[m-rev.] for review: Support dynamic creation of Mercury engines in low-level C parallel grades.
Peter Wang
novalazy at gmail.com
Wed Jun 25 11:47:37 AEST 2014
On Tue, 24 Jun 2014 19:42:50 +1000, Paul Bone <paul at bone.id.au> wrote:
> >
> > runtime/mercury_context.c:
> > runtime/mercury_context.h:
> > Rename MR_num_idle_engines to MR_num_ws_engines. It only counts
> > idle work-stealing engines.
>
> MR_num_ws_engines is the same name as above. I guess, and hope, that this
> comment is in error and these are seperate variables with distinct names.
That should be MR_num_idle_ws_engines.
> >
> > Rename MR_try_wake_an_engine to MR_try_wake_ws_engine
> > and restrict it to work-stealing engines.
>
> What if a context that has an exclusive engine becomes runnable, how do you
> wake it? I suggest instead parameterizing MR_try_wake_an_engine. Is it not
> valid to send MR_ENGINE_ACTION_CONTEXT to an exclusive engine? For example
> if the exclusive context blocked on a thread.channel or something?
try_wake_engine does that, which is different from MR_try_wake_ws_engine.
>
> > Rename MR_shutdown_all_engines to MR_shutdown_ws_engines
> > and restrict it to work-stealing engines.
>
> I was initially confused by this, i didn't realize that these engines would
> shutdown by themselves when they finnished their work.

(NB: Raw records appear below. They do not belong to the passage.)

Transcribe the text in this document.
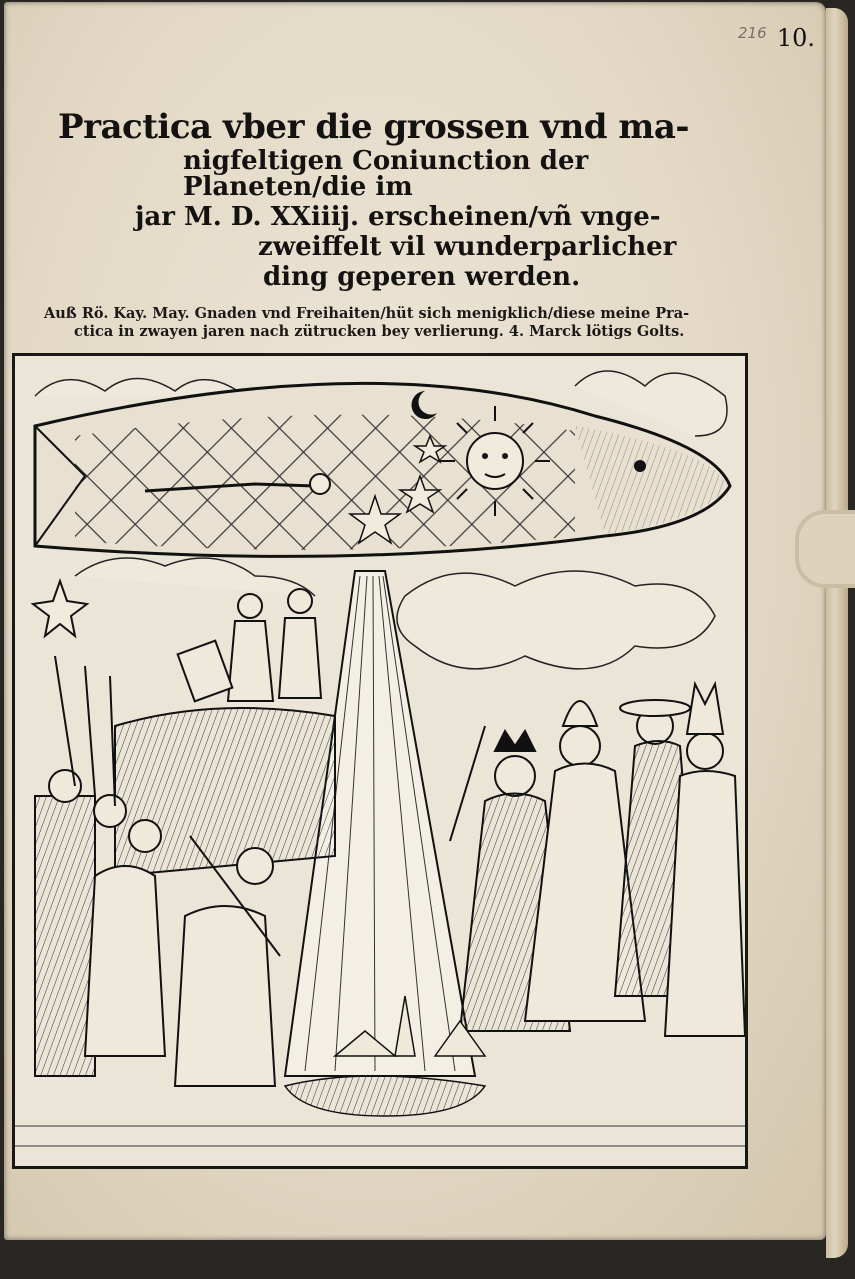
216 10.
Practica vber die grossen vnd ma-
nigfeltigen Coniunction der Planeten/die im
jar M. D. XXiiij. erscheinen/vñ vnge-
zweiffelt vil wunderparlicher
ding geperen werden.
Auß Rö. Kay. May. Gnaden vnd Freihaiten/hüt sich menigklich/diese meine Pra-
ctica in zwayen jaren nach zütrucken bey verlierung. 4. Marck lötigs Golts.
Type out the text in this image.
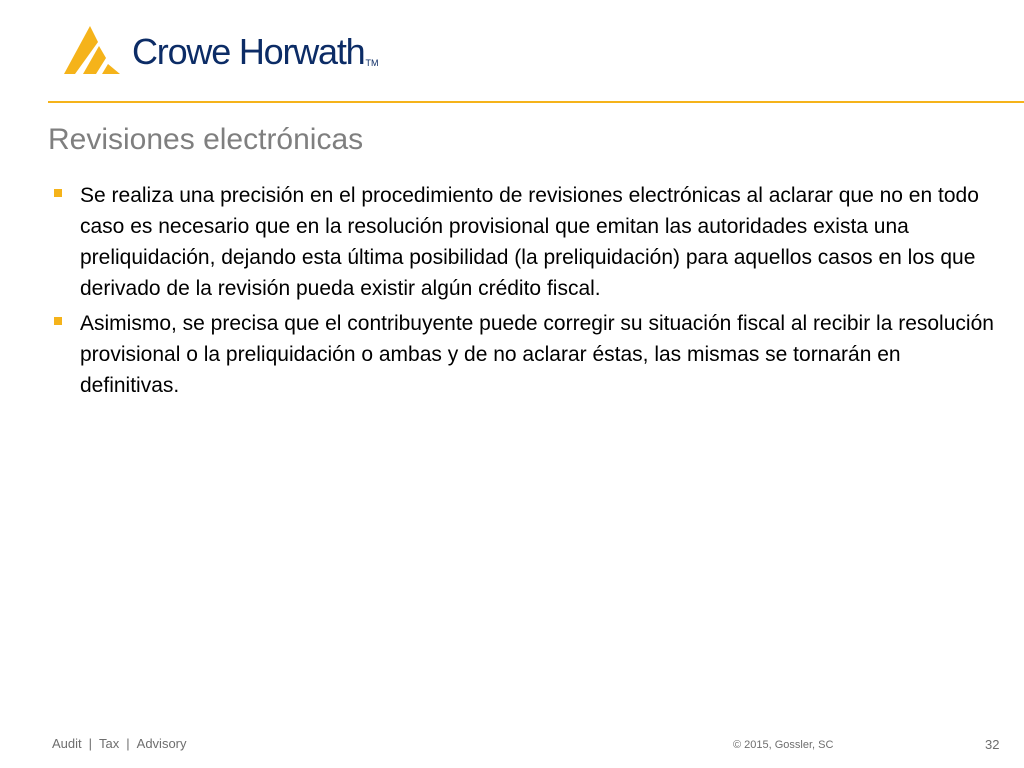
Crowe HorwathTM
Revisiones electrónicas

Se realiza una precisión en el procedimiento de revisiones electrónicas al aclarar que no en todo caso es necesario que en la resolución provisional que emitan las autoridades exista una preliquidación, dejando esta última posibilidad (la preliquidación) para aquellos casos en los que derivado de la revisión pueda existir algún crédito fiscal.

Asimismo, se precisa que el contribuyente puede corregir su situación fiscal al recibir la resolución provisional o la preliquidación o ambas y de no aclarar éstas, las mismas se tornarán en definitivas.

Audit | Tax | Advisory	© 2015, Gossler, SC	32
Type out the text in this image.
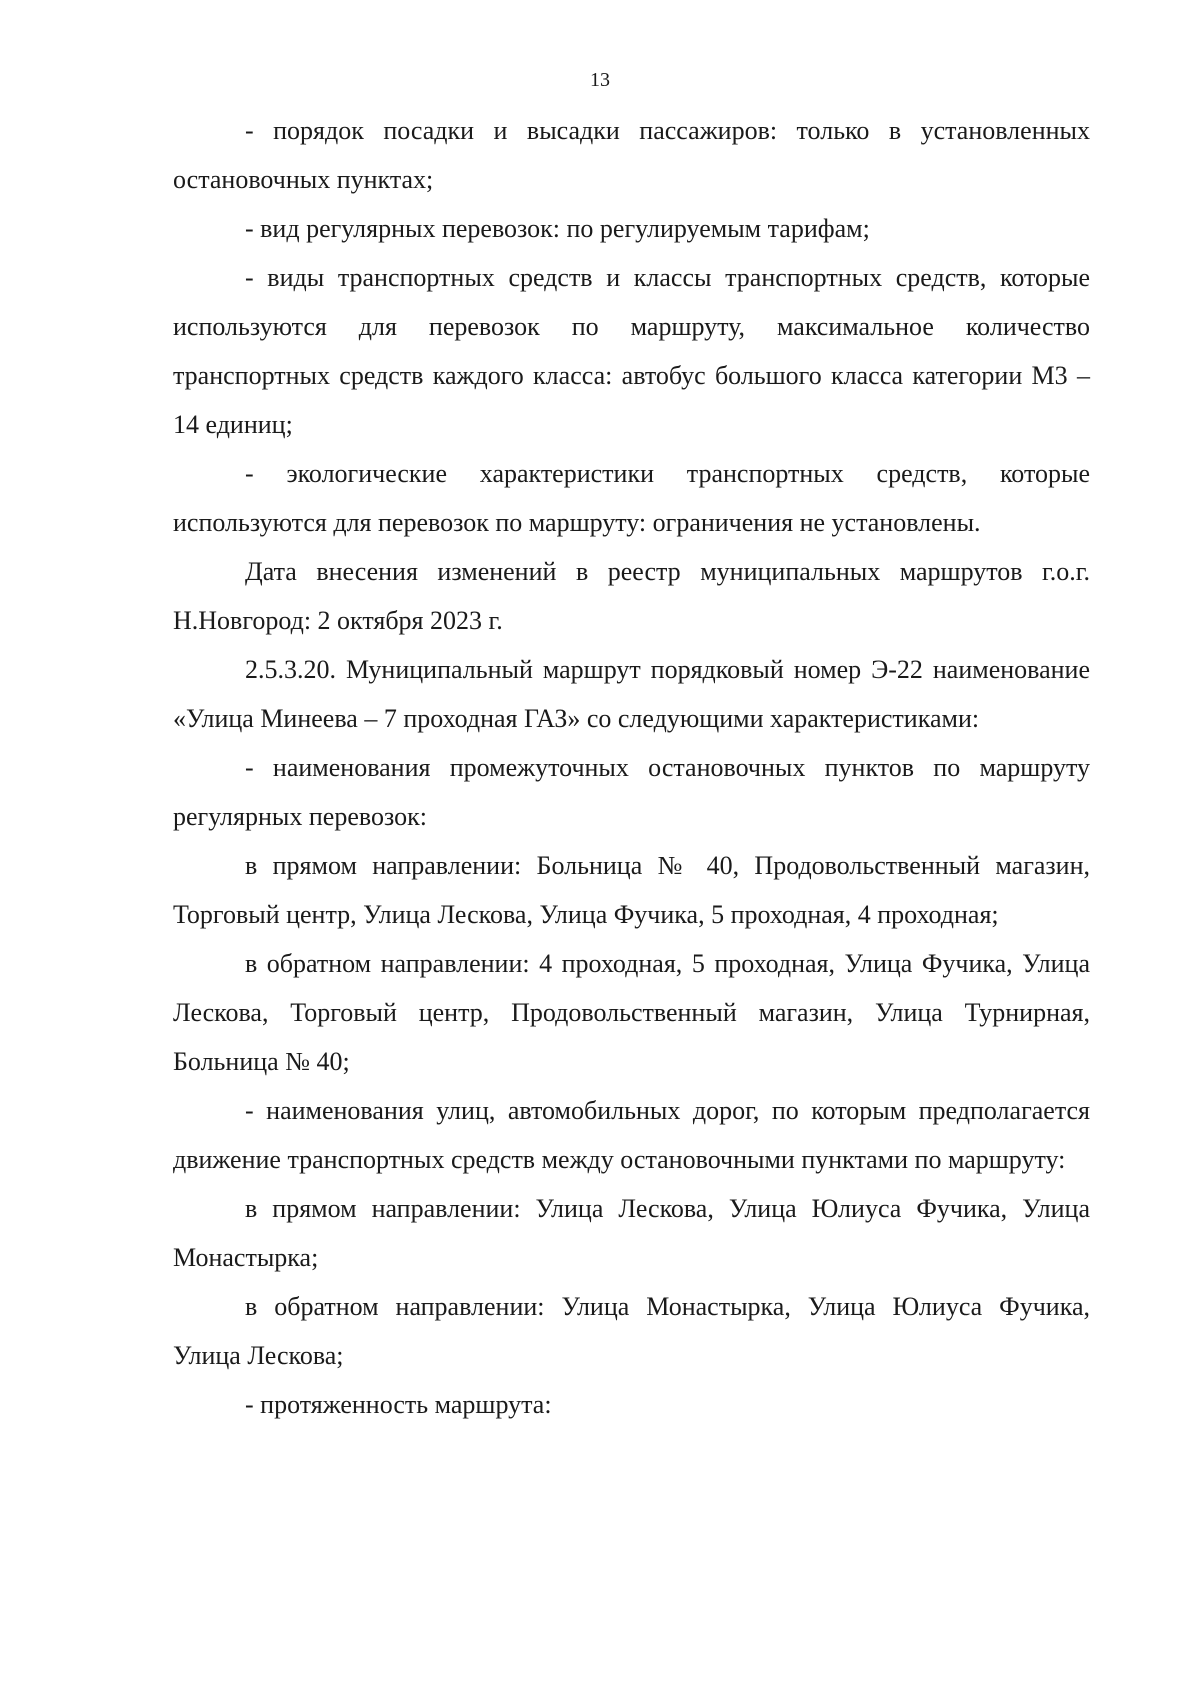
13

- порядок посадки и высадки пассажиров: только в установленных остановочных пунктах;

- вид регулярных перевозок: по регулируемым тарифам;

- виды транспортных средств и классы транспортных средств, которые используются для перевозок по маршруту, максимальное количество транспортных средств каждого класса: автобус большого класса категории М3 – 14 единиц;

- экологические характеристики транспортных средств, которые используются для перевозок по маршруту: ограничения не установлены.

Дата внесения изменений в реестр муниципальных маршрутов г.о.г. Н.Новгород: 2 октября 2023 г.

2.5.3.20. Муниципальный маршрут порядковый номер Э-22 наименование «Улица Минеева – 7 проходная ГАЗ» со следующими характеристиками:

- наименования промежуточных остановочных пунктов по маршруту регулярных перевозок:

в прямом направлении: Больница № 40, Продовольственный магазин, Торговый центр, Улица Лескова, Улица Фучика, 5 проходная, 4 проходная;

в обратном направлении: 4 проходная, 5 проходная, Улица Фучика, Улица Лескова, Торговый центр, Продовольственный магазин, Улица Турнирная, Больница № 40;

- наименования улиц, автомобильных дорог, по которым предполагается движение транспортных средств между остановочными пунктами по маршруту:

в прямом направлении: Улица Лескова, Улица Юлиуса Фучика, Улица Монастырка;

в обратном направлении: Улица Монастырка, Улица Юлиуса Фучика, Улица Лескова;

- протяженность маршрута:
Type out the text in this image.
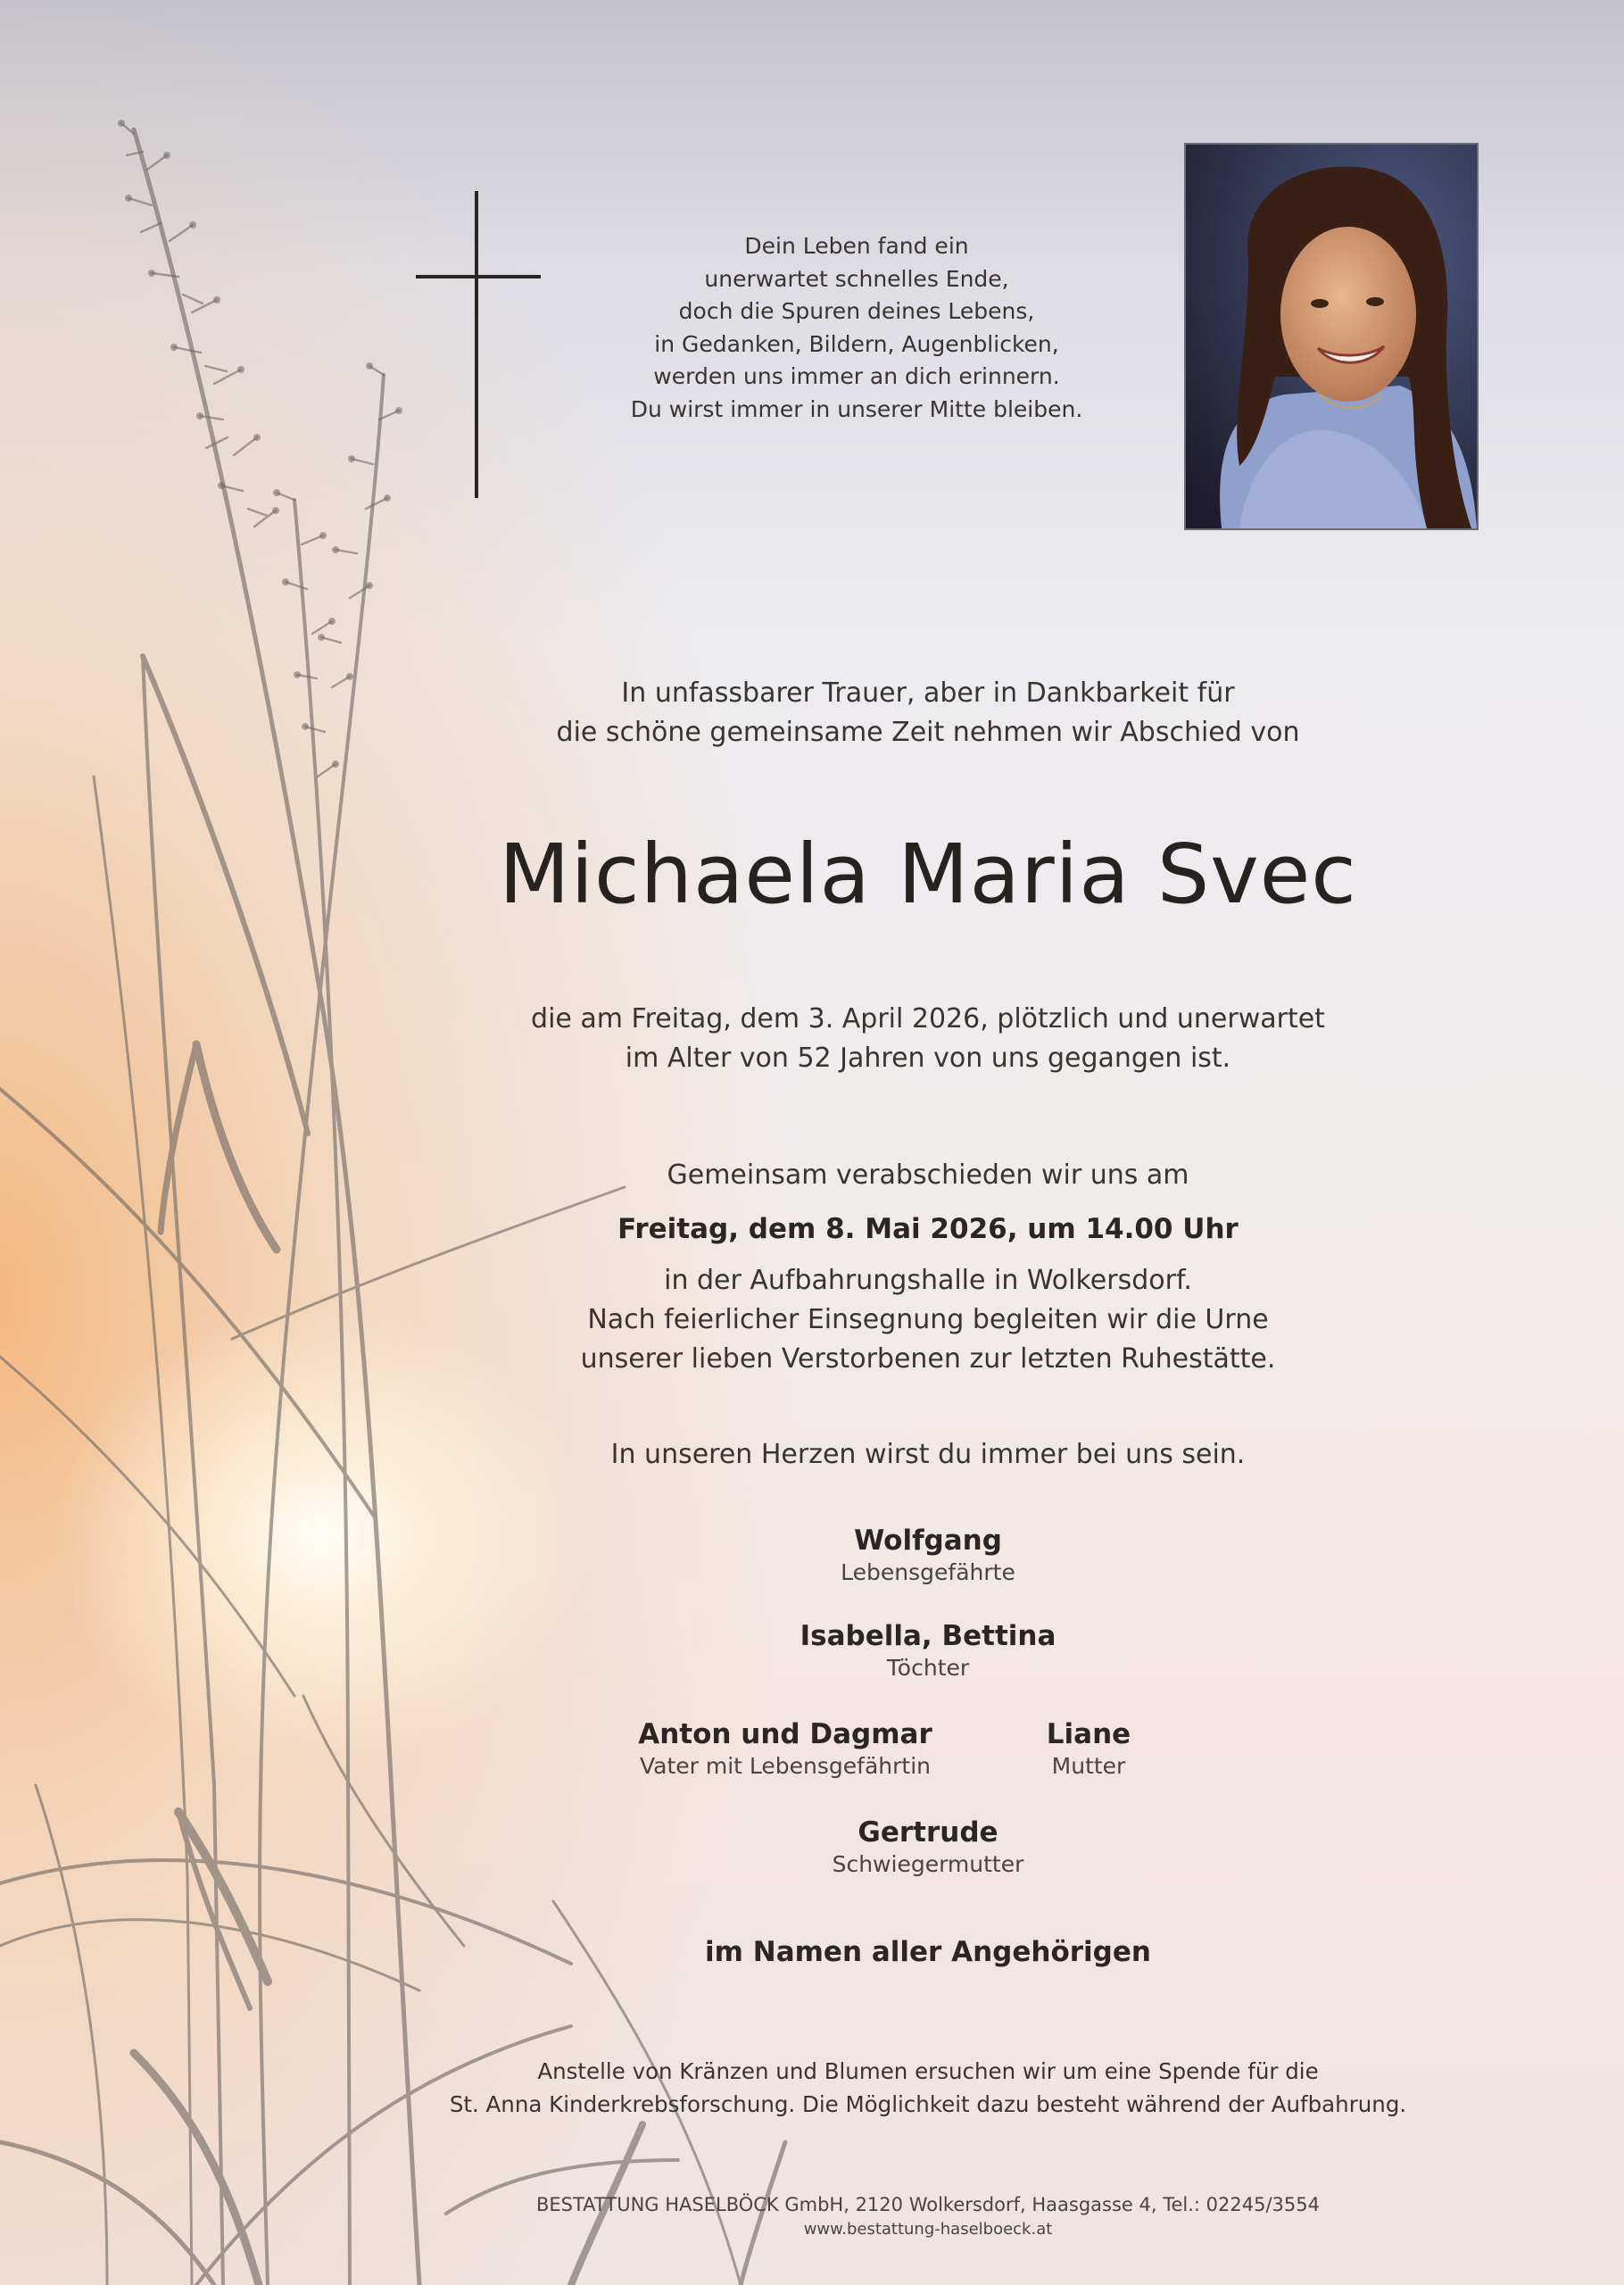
Dein Leben fand ein
unerwartet schnelles Ende,
doch die Spuren deines Lebens,
in Gedanken, Bildern, Augenblicken,
werden uns immer an dich erinnern.
Du wirst immer in unserer Mitte bleiben.
In unfassbarer Trauer, aber in Dankbarkeit für
die schöne gemeinsame Zeit nehmen wir Abschied von
Michaela Maria Svec
die am Freitag, dem 3. April 2026, plötzlich und unerwartet
im Alter von 52 Jahren von uns gegangen ist.
Gemeinsam verabschieden wir uns am
Freitag, dem 8. Mai 2026, um 14.00 Uhr
in der Aufbahrungshalle in Wolkersdorf.
Nach feierlicher Einsegnung begleiten wir die Urne
unserer lieben Verstorbenen zur letzten Ruhestätte.
In unseren Herzen wirst du immer bei uns sein.
Wolfgang
Lebensgefährte
Isabella, Bettina
Töchter
Anton und Dagmar
Vater mit Lebensgefährtin
Liane
Mutter
Gertrude
Schwiegermutter
im Namen aller Angehörigen
Anstelle von Kränzen und Blumen ersuchen wir um eine Spende für die
St. Anna Kinderkrebsforschung. Die Möglichkeit dazu besteht während der Aufbahrung.
BESTATTUNG HASELBÖCK GmbH, 2120 Wolkersdorf, Haasgasse 4, Tel.: 02245/3554
www.bestattung-haselboeck.at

The changelog should
> reflect this.
Added a comment.
>
> > Make try_wake_engine and try_notify_engine decrement
> > MR_num_idle_ws_engines only for shared engines.
> >
> > In MR_do_idle, make exclusive engines bypass work-stealing
> > and skip to the sleep state.
> >
> > In MR_do_sleep, make exclusive engines ignore work-stealing advice
> > and abort the program if told to shut down.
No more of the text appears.